Tunggu, bukannya orang itu gadis pindahan dari Indonesia yang masuk ke kelasku? Aku menyender di tembok dekat pintu, menyilangkan kakiku, lalu menggaruk kepalaku yang tak gatal. "Geumanhaera (berhenti, lah)."
"Geumanhaera?" sahut salah satu dari gadis-gadis itu, Lee Minjung, dengan nada melengking. "YA! Maknae! Mal jedero haera. Eonnihante... Ani, seonbaehante beoreut eobsi (Heh! Anak bontot! Bicara yang benar. Terhadap kakak... Bukan, tidak sopannya kau pada senior)."
Gadis-gadis lain terkikik lalu menyahut "Yah (heh), cepat panggil seonbae (senior)."

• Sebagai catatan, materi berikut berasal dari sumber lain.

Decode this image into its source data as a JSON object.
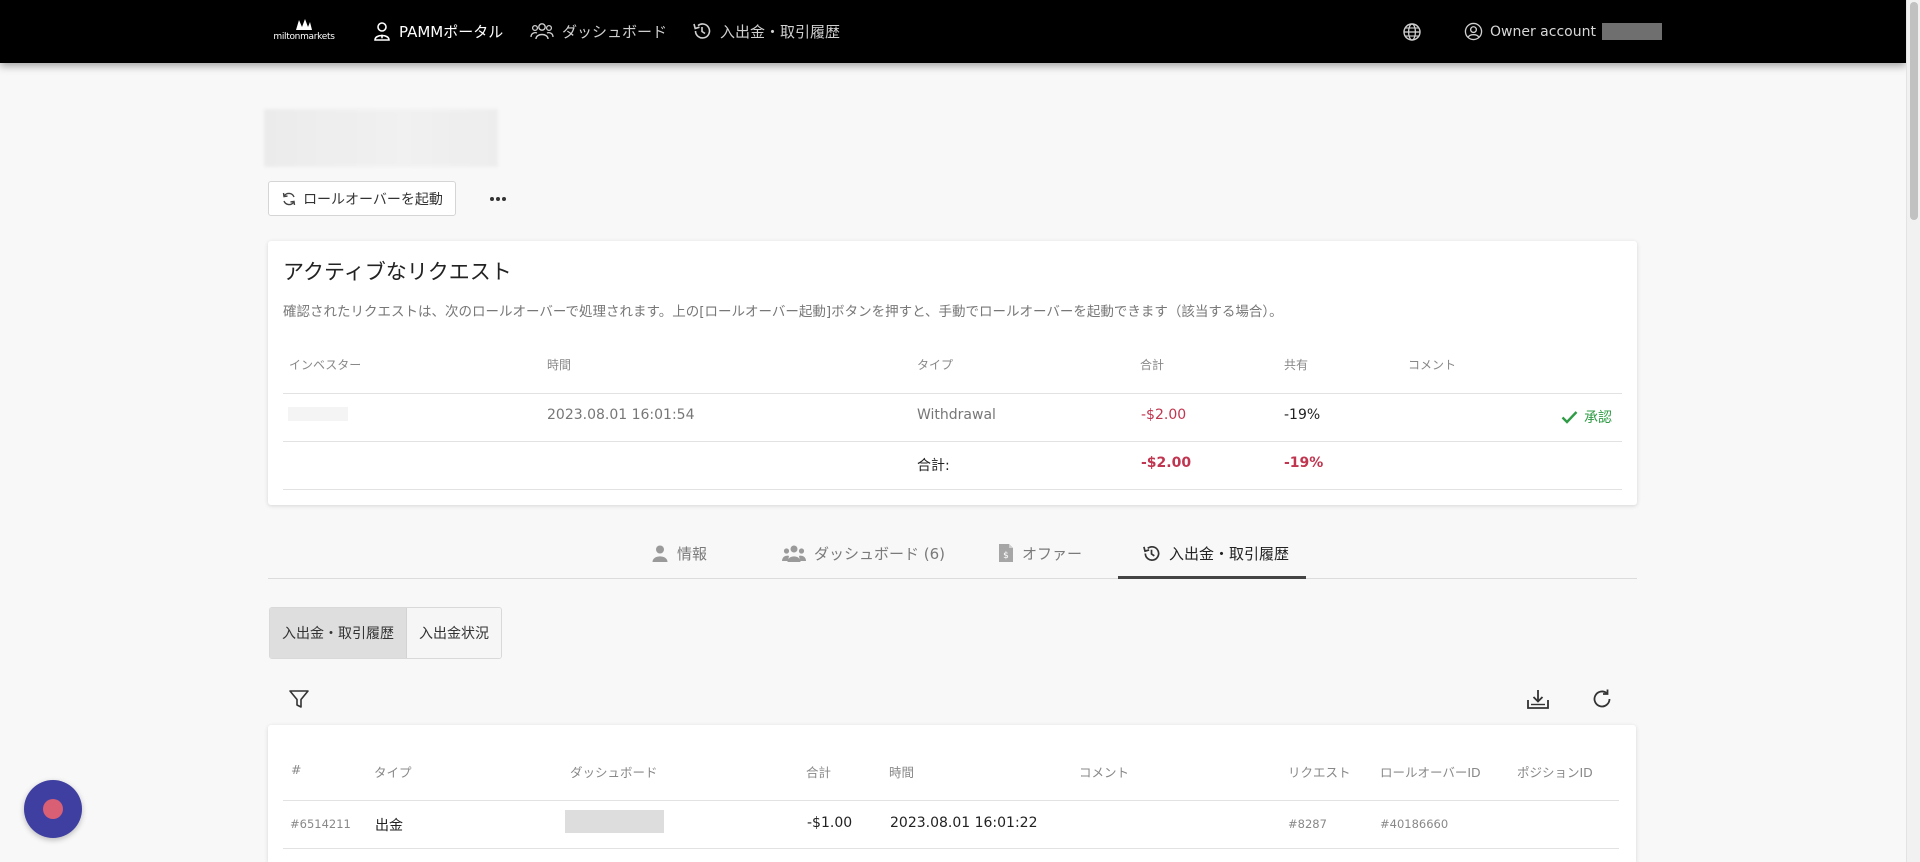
{
  "navbar": {
    "logo_text": "miltonmarkets",
    "items": [
      {
        "label": "PAMMポータル",
        "icon": "user-tie-icon"
      },
      {
        "label": "ダッシュボード",
        "icon": "users-icon"
      },
      {
        "label": "入出金・取引履歴",
        "icon": "history-icon"
      }
    ],
    "language_icon": "globe-icon",
    "account_label": "Owner account"
  },
  "toolbar": {
    "rollover_button": "ロールオーバーを起動",
    "more_icon": "ellipsis-icon"
  },
  "active_requests": {
    "title": "アクティブなリクエスト",
    "description": "確認されたリクエストは、次のロールオーバーで処理されます。上の[ロールオーバー起動]ボタンを押すと、手動でロールオーバーを起動できます（該当する場合）。",
    "columns": [
      "インベスター",
      "時間",
      "タイプ",
      "合計",
      "共有",
      "コメント"
    ],
    "rows": [
      {
        "time": "2023.08.01 16:01:54",
        "type": "Withdrawal",
        "total": "-$2.00",
        "share": "-19%",
        "status": "承認"
      }
    ],
    "summary": {
      "label": "合計:",
      "total": "-$2.00",
      "share": "-19%"
    }
  },
  "tabs": [
    {
      "label": "情報",
      "icon": "user-icon"
    },
    {
      "label": "ダッシュボード (6)",
      "icon": "users-icon"
    },
    {
      "label": "オファー",
      "icon": "document-icon"
    },
    {
      "label": "入出金・取引履歴",
      "icon": "history-icon",
      "active": true
    }
  ],
  "subtabs": [
    {
      "label": "入出金・取引履歴",
      "active": true
    },
    {
      "label": "入出金状況",
      "active": false
    }
  ],
  "history": {
    "columns": [
      "#",
      "タイプ",
      "ダッシュボード",
      "合計",
      "時間",
      "コメント",
      "リクエスト",
      "ロールオーバーID",
      "ポジションID"
    ],
    "rows": [
      {
        "id": "#6514211",
        "type": "出金",
        "total": "-$1.00",
        "time": "2023.08.01 16:01:22",
        "request": "#8287",
        "rollover_id": "#40186660"
      }
    ]
  }
}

Aku memutarkan bola mataku. Dasar anak sok populer. Hanya berani bila beramai-ramai. Entah kenapa, tapi aku tidak bisa diam saja melihat itu semua. Minjung sudah keterlaluan dalam menggunakan kepopulerannya untuk membenarkan semua tindakannya. Sejak kapan sekolah yang ku gandrungi jadi tempat ajang penindasan?
Melihat Minjung yang ingin memperlihatkan bahwa ia berkuasa di sekolah ini membuatku geram. Memantapkan hatiku, aku melipatkan tanganku. "Ppeonppeonhagineun, gateun bangiramyeonseo. (Sok banget, padahal sekelas). Sudahlah, apakah aku harus sampai memanggil guru?"
Minjung tertawa, diikuti kawanannya. "Apaan, sih?"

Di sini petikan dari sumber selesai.